Les résultats de JUNO stimulent également la recherche en astronomie. En plus de la reconstitution des événements, l’équipe contribue à un projet d’étalonnage pour JUNO, caractérisant le matériau du détecteur à l’aide de sources radioactives gamma et neutroniques avec des énergies et des directions incidentes prédéterminées. « Nos caractérisations des scintillateurs liquides sont possibles grâce aux cartes de numérisation ultrarapides qui nous permettent de travailler avec des temps mesurés en picosecondes. De plus, la plage dynamique de 5 V est bien meilleure que celle de ses rivaux, généralement de 1 V, ce qui signifie qu’elles peuvent facilement gérer les impulsions de 3 V que nous rencontrons dans nos PMT », a souligné Meishu Lu, doctorant au TUM. Manuel Böhles, de Mayence, ajoute : « Spectrum nous a vraiment aidés à trouver les meilleures solutions pour notre projet et à résoudre tous les problèmes avec un simple appel téléphonique à l’un de leurs ingénieurs. C’est formidable qu’ils s’engagent à soutenir la recherche fondamentale dans de nombreuses universités comme la nôtre. »
 
Cinématique d'émission de lumière typique d'un mélange à scintillation liquide lente. La lumière Tcherenkov (ligne rouge) sous la forme d'un pic net dans le temps est suivie par la décroissance plus lente de la lumière à scintillation (ligne verte).
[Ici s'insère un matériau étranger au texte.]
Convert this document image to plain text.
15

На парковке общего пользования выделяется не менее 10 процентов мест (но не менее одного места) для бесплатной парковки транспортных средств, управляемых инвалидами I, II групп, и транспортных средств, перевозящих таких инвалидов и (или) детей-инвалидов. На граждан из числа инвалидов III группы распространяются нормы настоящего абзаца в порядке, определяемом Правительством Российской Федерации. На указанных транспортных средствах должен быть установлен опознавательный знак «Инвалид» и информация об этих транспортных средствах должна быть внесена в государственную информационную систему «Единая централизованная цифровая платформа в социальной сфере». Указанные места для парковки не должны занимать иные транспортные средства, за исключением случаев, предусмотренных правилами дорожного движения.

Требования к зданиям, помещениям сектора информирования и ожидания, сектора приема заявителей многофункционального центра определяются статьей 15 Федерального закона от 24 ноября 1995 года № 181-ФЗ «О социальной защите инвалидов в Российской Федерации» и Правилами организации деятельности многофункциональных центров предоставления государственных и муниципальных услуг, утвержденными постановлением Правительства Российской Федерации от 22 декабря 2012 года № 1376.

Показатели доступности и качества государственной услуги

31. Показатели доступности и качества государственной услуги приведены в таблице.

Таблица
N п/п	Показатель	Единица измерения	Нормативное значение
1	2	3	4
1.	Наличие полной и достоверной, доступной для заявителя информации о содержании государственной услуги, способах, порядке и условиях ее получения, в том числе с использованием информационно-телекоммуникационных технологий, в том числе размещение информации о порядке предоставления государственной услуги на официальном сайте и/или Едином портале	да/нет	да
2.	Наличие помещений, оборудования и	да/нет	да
Le schéma montre la première impulsion du rayonnement Tcherenkov suivie du signal de scintillation, fournissant des informations sur l’énergie. Cela se produit en moins de deux nanosecondes. En combinant ces informations, il est possible de déterminer le type de particule et son origine, qu’elle provienne des réacteurs chinois, du soleil, du cœur de la Terre ou de l’espace lointain. « Nous n’avons jamais pu déterminer exactement l’origine d’un neutrino dans les détecteurs à scintillation auparavant, ce qui ouvre de nouveaux domaines de recherche », a expliqué le Dr Steiger. « Si, par exemple, une étoile mourante, ou supernova, émet de grandes quantités de neutrinos, nous pouvons maintenant non seulement les détecter, mais aussi reconstruire avec précision le point dans le ciel où cette explosion a eu lieu. Nous disposons désormais d’un télescope pour examiner ces différentes sources de neutrinos et mieux comprendre les processus. En détectant la lumière sur l’ensemble du spectre, les ondes gravitationnelles et maintenant aussi les neutrinos avec des statistiques élevées, une résolution de l’énergie et de la direction, nous ouvrons une nouvelle ère de l’astronomie multi-messagers.